Ayşe, devamında şu şekilde konuştu: “Anayasa Mahkemesi’nin Kuruluşu ve Yargılama Usulleri Hakkında Kanun’un 52’nci maddesine göre, siyasi partilerin kapatılmasına ilişkin davalar, Ceza Muhakemesi Kanunu’nun ‘davanın mahiyetine uygun hükümleri uygulanmak suretiyle’ sonuçlandırılır. Oysa CMK’nda böyle bir ‘tedbir’den söz edilmemektedir. CMK’nin ‘arama ve el koyma’ başlıklı dördüncü bölümünde, 128. Maddede düzenlenen ‘Taşınmazlara, hak ve alacaklara el koyma2 başlıklı hususun burada işletilebileceği, bu blokaj kararının verilmesinde göz önüne alınıp alınmadığını bilmiyoruz. Bununla birlikte, CMK’daki düzenleme, suç işlenmesi sonucunda elde edilmiş olan varlıklara el konulmasından söz etmektedir. HDP’nin ‘hazine yardımı’ alması, yasal dayanağı olmanın ötesinde, HDP’yi Türkiye siyasetinin en güçlü üçüncü partisi yapacak ölçüde kararlı bir irade ortaya koyan milyonlarca seçmenin tercihine dayanmaktadır.  Anayasa Mahkemesi’nin Kuruluşu ve Yargılama Usulleri Hakkında Kanun’un 52’nci maddesine göre, kapatma ve ya ‘Devlet yardımından kısmen veya tamamen yoksun bırakılmasına, toplantıya katılan üyelerin üçte iki çoğunluğu ile karar’ verilebilir. AYM kararı, 15 kişilik heyet tarafından üçte ikiden az (eksik) oy çokluğu ile verilmiştir. Bu yönüyle hukuk dışıdır.”
 
‘Siyasi tavır’
 
HDP’nin yargılama sürecinin son evresine gelindiğini belirten Ayşe, HDP ile ilgili kararın seçimlerden hemen önce “kapatma kararı” olarak verilmesinin, seçimlere doğrudan doğruya etki yapacağının altını çizdi.

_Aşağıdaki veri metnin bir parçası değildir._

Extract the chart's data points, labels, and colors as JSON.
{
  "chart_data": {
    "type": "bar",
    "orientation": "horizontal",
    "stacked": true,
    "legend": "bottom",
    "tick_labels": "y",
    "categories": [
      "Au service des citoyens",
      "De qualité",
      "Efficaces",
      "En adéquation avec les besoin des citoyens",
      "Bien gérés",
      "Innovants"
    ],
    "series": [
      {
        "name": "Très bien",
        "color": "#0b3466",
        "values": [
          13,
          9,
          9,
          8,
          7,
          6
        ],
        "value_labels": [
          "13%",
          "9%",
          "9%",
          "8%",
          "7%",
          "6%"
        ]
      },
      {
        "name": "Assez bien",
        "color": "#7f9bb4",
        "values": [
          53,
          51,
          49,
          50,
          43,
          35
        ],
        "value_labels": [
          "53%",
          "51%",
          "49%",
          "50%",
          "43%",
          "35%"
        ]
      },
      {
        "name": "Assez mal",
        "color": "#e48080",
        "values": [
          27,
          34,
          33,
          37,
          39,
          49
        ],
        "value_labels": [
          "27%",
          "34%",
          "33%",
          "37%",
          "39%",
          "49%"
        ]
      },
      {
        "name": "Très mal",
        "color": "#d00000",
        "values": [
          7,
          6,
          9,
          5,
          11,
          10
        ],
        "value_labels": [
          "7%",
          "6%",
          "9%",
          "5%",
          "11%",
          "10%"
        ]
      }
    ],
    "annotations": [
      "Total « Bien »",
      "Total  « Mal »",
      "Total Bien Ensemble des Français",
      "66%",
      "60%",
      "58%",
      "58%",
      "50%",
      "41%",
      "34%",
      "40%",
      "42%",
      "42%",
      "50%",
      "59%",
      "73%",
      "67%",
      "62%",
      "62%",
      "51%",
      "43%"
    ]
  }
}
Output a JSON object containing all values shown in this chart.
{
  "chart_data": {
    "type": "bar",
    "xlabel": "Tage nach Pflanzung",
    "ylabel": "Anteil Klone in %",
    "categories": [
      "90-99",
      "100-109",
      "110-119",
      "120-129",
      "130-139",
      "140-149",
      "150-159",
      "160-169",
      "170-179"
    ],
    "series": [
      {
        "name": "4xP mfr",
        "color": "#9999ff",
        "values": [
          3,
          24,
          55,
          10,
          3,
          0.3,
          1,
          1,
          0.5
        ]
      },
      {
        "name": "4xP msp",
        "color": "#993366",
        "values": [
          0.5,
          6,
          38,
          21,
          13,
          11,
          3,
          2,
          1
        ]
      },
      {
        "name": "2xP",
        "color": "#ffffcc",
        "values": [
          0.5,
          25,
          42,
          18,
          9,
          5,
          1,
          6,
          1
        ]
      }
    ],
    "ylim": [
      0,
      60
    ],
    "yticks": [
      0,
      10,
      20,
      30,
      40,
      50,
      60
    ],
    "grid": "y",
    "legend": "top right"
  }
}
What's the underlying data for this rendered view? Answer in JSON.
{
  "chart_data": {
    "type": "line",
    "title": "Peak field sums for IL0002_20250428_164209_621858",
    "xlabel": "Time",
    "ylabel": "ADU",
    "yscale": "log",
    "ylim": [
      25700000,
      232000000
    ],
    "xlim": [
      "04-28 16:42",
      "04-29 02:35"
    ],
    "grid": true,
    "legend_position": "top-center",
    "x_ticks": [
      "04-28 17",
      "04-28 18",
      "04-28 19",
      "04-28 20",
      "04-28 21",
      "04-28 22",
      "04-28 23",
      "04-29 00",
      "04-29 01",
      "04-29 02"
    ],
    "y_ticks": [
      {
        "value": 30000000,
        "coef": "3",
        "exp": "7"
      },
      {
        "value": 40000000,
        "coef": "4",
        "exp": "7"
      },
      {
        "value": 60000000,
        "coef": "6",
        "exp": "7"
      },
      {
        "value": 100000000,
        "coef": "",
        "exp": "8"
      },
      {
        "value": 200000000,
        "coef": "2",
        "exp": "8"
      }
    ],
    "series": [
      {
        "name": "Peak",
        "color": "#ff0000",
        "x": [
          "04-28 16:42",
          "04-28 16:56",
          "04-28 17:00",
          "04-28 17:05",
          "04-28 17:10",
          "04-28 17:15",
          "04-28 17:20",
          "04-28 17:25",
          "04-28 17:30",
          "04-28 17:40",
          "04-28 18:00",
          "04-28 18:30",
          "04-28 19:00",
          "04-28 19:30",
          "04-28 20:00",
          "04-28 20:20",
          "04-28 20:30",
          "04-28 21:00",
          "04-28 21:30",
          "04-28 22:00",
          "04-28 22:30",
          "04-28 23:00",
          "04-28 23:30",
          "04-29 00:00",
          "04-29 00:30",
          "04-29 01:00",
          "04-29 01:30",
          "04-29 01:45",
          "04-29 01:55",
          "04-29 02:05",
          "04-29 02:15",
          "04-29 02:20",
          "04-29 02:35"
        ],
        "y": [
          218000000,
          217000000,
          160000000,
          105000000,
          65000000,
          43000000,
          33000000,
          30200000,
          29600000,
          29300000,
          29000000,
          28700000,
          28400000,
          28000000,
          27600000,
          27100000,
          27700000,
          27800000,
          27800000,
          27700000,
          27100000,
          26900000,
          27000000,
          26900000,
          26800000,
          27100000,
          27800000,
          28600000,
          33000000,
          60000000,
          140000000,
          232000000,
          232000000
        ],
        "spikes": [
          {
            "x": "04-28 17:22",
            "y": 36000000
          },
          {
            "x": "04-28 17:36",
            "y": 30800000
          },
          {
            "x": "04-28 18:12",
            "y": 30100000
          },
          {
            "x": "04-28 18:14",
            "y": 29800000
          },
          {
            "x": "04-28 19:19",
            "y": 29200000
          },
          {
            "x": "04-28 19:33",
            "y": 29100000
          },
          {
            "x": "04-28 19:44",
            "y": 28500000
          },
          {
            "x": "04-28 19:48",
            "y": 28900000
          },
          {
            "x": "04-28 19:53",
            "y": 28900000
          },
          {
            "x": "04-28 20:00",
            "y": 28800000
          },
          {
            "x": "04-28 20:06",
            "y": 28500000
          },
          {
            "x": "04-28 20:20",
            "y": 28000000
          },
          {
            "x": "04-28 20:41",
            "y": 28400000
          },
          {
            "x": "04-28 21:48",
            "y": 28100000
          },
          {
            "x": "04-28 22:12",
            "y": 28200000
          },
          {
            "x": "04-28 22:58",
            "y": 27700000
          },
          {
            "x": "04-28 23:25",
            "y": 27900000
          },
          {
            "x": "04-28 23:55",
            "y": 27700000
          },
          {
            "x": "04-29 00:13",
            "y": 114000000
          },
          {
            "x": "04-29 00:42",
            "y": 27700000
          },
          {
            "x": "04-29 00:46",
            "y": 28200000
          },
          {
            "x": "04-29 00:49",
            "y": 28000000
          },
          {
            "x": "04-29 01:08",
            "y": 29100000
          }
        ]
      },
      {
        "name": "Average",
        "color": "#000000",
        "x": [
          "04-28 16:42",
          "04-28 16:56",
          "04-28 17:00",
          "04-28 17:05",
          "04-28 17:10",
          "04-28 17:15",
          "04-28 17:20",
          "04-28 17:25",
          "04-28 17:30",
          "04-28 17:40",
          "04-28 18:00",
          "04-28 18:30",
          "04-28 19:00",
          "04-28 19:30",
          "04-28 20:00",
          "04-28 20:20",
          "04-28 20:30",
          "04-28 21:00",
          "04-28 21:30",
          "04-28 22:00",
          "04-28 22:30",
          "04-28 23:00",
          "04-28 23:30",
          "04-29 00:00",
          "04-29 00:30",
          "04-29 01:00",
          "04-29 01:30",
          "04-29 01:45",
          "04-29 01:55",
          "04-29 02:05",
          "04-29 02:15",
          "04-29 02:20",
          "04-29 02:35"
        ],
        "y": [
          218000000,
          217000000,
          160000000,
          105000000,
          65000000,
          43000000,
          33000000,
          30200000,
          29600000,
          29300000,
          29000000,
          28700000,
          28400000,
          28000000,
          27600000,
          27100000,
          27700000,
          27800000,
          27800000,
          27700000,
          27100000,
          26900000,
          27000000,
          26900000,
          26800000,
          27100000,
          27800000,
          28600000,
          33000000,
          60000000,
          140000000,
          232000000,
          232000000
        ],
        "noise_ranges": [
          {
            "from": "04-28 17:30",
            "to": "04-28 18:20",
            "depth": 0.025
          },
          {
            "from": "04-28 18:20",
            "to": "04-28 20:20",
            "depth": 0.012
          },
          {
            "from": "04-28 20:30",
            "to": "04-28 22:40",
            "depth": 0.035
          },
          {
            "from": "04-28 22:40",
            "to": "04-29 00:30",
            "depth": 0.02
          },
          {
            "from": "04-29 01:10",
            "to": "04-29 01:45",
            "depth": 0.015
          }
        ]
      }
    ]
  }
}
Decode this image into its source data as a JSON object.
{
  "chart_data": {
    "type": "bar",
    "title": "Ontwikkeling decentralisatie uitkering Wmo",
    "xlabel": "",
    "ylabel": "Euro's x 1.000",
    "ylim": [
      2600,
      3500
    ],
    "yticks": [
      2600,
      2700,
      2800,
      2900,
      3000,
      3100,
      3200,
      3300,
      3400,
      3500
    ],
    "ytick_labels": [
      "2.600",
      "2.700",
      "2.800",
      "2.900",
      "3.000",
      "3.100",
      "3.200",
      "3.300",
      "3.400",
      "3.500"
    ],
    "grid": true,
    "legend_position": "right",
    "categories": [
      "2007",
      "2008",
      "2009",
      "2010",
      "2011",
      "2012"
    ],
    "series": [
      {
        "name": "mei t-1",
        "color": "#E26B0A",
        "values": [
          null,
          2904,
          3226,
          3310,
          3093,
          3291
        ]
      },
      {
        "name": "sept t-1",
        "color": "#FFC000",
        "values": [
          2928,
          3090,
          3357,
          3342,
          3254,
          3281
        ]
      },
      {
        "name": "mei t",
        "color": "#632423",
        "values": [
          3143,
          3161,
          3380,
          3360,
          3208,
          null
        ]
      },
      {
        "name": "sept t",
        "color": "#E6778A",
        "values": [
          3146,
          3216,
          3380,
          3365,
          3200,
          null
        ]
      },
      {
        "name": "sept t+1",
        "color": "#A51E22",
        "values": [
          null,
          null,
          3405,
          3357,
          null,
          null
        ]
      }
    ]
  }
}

Blokaj kararına evet oyu veren yargıçların,  “İhsas-ı rey”de bulunduğunu kaydeden Ayşe, sayının kapatmaya yetmediğini aktardı. Ayşe, bu şekilde verilen bloke kararının HDP’nin seçim sürecindeki etkililiğini sınırlandırmaya yönelik  “siyasi tavır” niteliğine büründüğünü aktarırken, “Nitekim, kapatma davasının açılması ve yürütülmesi sürecinde, AYM’ye yönelik olarak, iktidar tarafından gelen saldırgan tutum ve tehditler, kapatma davasının tümüyle siyasi saiklerle yürütülmekte olduğunun işaretleridir. AYM’nin bloke etme kararı, siyasi saiklerin ne kadar etkili olduğunu bir kez daha ve çok açık olarak ortaya koymaktadır” diye ekledi.
 
Ortak tutum çağrısı
 
Yapılan siyasi hamleler ile HDP’nin engellendiği bir seçim sürecinin amaçlandığına vurgu yapan Ayşe,  “Böyle bir amaç, seçmen iradesini gasp etmeye yönelik girişimlerle gerçekleştirilmekte ve yargı da buna alet edilmeye çalışılmaktadır. Hukuk devleti ve demokrasiyle bağdaşmayan bu kararı kabul etmediğimizi açıklıyoruz. HDP ye yapılan hukuk dışı operasyonlar, kapatma davası ve hazine yardımının bloke edilmesiyle ilgili karar, yalnız HDP’yi ve ona oy veren milyonları değil, bütün muhalif siyasi parti ve seçmenleri birinci derecede ilgilendirmektedir. Demokratik, adil, eşit, özgür bir ülkede barış içinde yaşama umudu taşıyan herkesi, kurum ve siyasi partileri, iktidarın, seçim güvenliğiyle, geleceğimizle, hayatımızla birebir ilgili olan bu hamlelerine karşı uyanık olmaya ve ortak tutum almaya çağırıyoruz” dedi.